Сперва извозщичья пролетка, которая тряслась и будто не двигалась, потому что невольно мне виделся кусочек звездного неба, пока в блаженной жестокости я рвал ее губы. Потом ворота, и в стороне, на кончике воткнутой в дом кочерги, подвешенный золотой сапог, — а сами ворота деревянные и сплошные, в которых дверца открывалась, как в часах с кукушкой. Потом коридор, отбитая штукатурка с обнажившимися деревянными сплетениями, и клеенчатая дверь с ободками пыли во впадинах, туго вбитых в клеенку гвоздей. Потом стоячая духота каморки, керосиновая лампа и над нею, на черном потолке, яркое световое пятнышко, как от солнца сквозь увеличенное стекло. И одеяло из цветных лоскутков, сырое и тяжелое, словно с песком, и вяло сваливающаяся набок женская грудь с расплывшимся каштановым соском и белыми вокруг пупырышками. И, наконец, остановка и точка всему, и уверенность (в который раз и каждый раз по-новому), что распаляющие чувственность женские телесные прелести — это только кухонные запахи: дразнят, когда голоден, — отвращают, когда сыт.
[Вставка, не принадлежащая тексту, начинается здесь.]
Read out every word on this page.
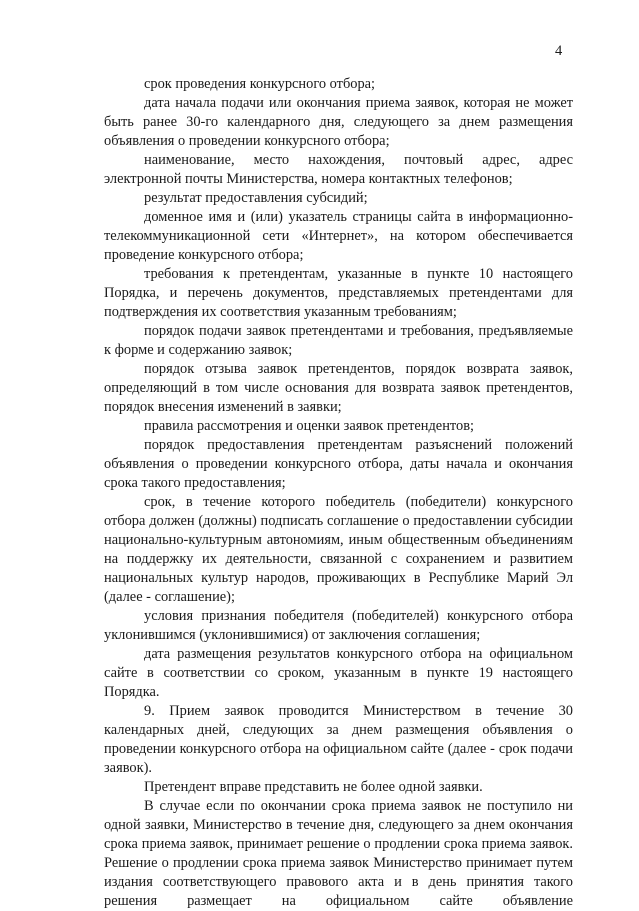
4

срок проведения конкурсного отбора;

дата начала подачи или окончания приема заявок, которая не может быть ранее 30-го календарного дня, следующего за днем размещения объявления о проведении конкурсного отбора;

наименование, место нахождения, почтовый адрес, адрес электронной почты Министерства, номера контактных телефонов;

результат предоставления субсидий;

доменное имя и (или) указатель страницы сайта в информационно-телекоммуникационной сети «Интернет», на котором обеспечивается проведение конкурсного отбора;

требования к претендентам, указанные в пункте 10 настоящего Порядка, и перечень документов, представляемых претендентами для подтверждения их соответствия указанным требованиям;

порядок подачи заявок претендентами и требования, предъявляемые к форме и содержанию заявок;

порядок отзыва заявок претендентов, порядок возврата заявок, определяющий в том числе основания для возврата заявок претендентов, порядок внесения изменений в заявки;

правила рассмотрения и оценки заявок претендентов;

порядок предоставления претендентам разъяснений положений объявления о проведении конкурсного отбора, даты начала и окончания срока такого предоставления;

срок, в течение которого победитель (победители) конкурсного отбора должен (должны) подписать соглашение о предоставлении субсидии национально-культурным автономиям, иным общественным объединениям на поддержку их деятельности, связанной с сохранением и развитием национальных культур народов, проживающих в Республике Марий Эл (далее - соглашение);

условия признания победителя (победителей) конкурсного отбора уклонившимся (уклонившимися) от заключения соглашения;

дата размещения результатов конкурсного отбора на официальном сайте в соответствии со сроком, указанным в пункте 19 настоящего Порядка.

9. Прием заявок проводится Министерством в течение 30 календарных дней, следующих за днем размещения объявления о проведении конкурсного отбора на официальном сайте (далее - срок подачи заявок).

Претендент вправе представить не более одной заявки.

В случае если по окончании срока приема заявок не поступило ни одной заявки, Министерство в течение дня, следующего за днем окончания срока приема заявок, принимает решение о продлении срока приема заявок. Решение о продлении срока приема заявок Министерство принимает путем издания соответствующего правового акта и в день принятия такого решения размещает на официальном сайте объявление
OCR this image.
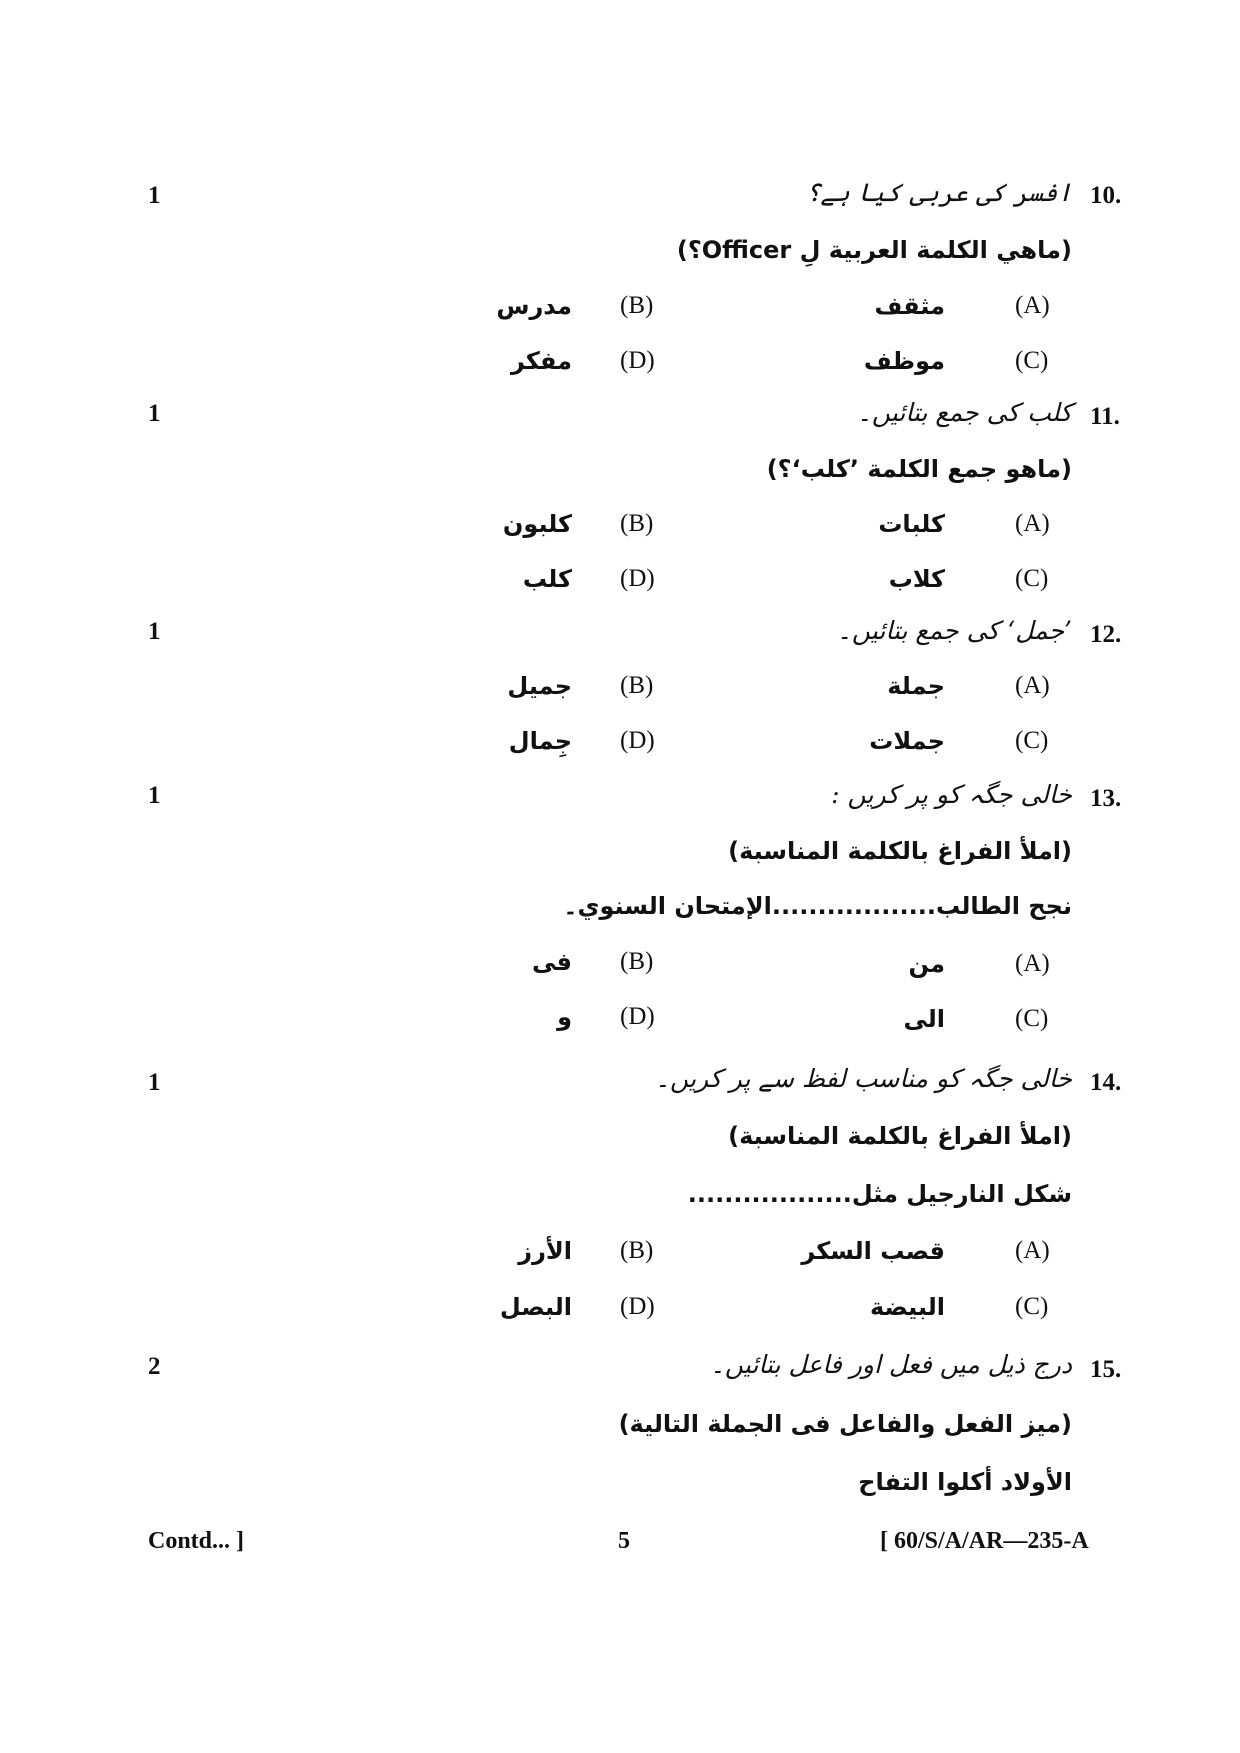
1	10.
افسر کی عربی کیا ہے؟
(ماهي الكلمة العربية لِ Officer؟)
(A)
مثقف
(B)
مدرس
(C)
موظف
(D)
مفكر
1	11.
کلب کی جمع بتائیں۔
(ماهو جمع الكلمة ’كلب‘؟)
(A)
كلبات
(B)
كلبون
(C)
كلاب
(D)
كلب
1	12.
’جمل‘ کی جمع بتائیں۔
(A)
جملة
(B)
جميل
(C)
جملات
(D)
جِمال
1	13.
خالی جگہ کو پر کریں :
(املأ الفراغ بالكلمة المناسبة)
نجح الطالب..................الإمتحان السنوي۔
(A)
من
(B)
فى
(C)
الى
(D)
و
1	14.
خالی جگہ کو مناسب لفظ سے پر کریں۔
(املأ الفراغ بالكلمة المناسبة)
شكل النارجيل مثل..................
(A)
قصب السكر
(B)
الأرز
(C)
البيضة
(D)
البصل
2	15.
درج ذیل میں فعل اور فاعل بتائیں۔
(ميز الفعل والفاعل فى الجملة التالية)
الأولاد أكلوا التفاح
Contd... ]	5	[ 60/S/A/AR—235-A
Когда я вышел, было уже утро. Труба с соседнего дома выпускала прозрачный жар, в котором трясся кусочек неба. На улицах было пусто, светло и бессолнечно. Трамваев не было слышно. Только бульварный сторож, в гимназическом поясе при седой бороде и в фуражке с зеленым околышем, подметал бульвар. Поднимая тяжелое и тут же падающее облачко песочной пыли, он медленно наступал на меня, — похожий на циркуль, в котором сам он был укрепленной стороной, а метла на длиннейшей палке — другой, водящей полукруги промеж газонами. На песке, от жестких прутьев его метлы, оставался бесконечный ряд царапин.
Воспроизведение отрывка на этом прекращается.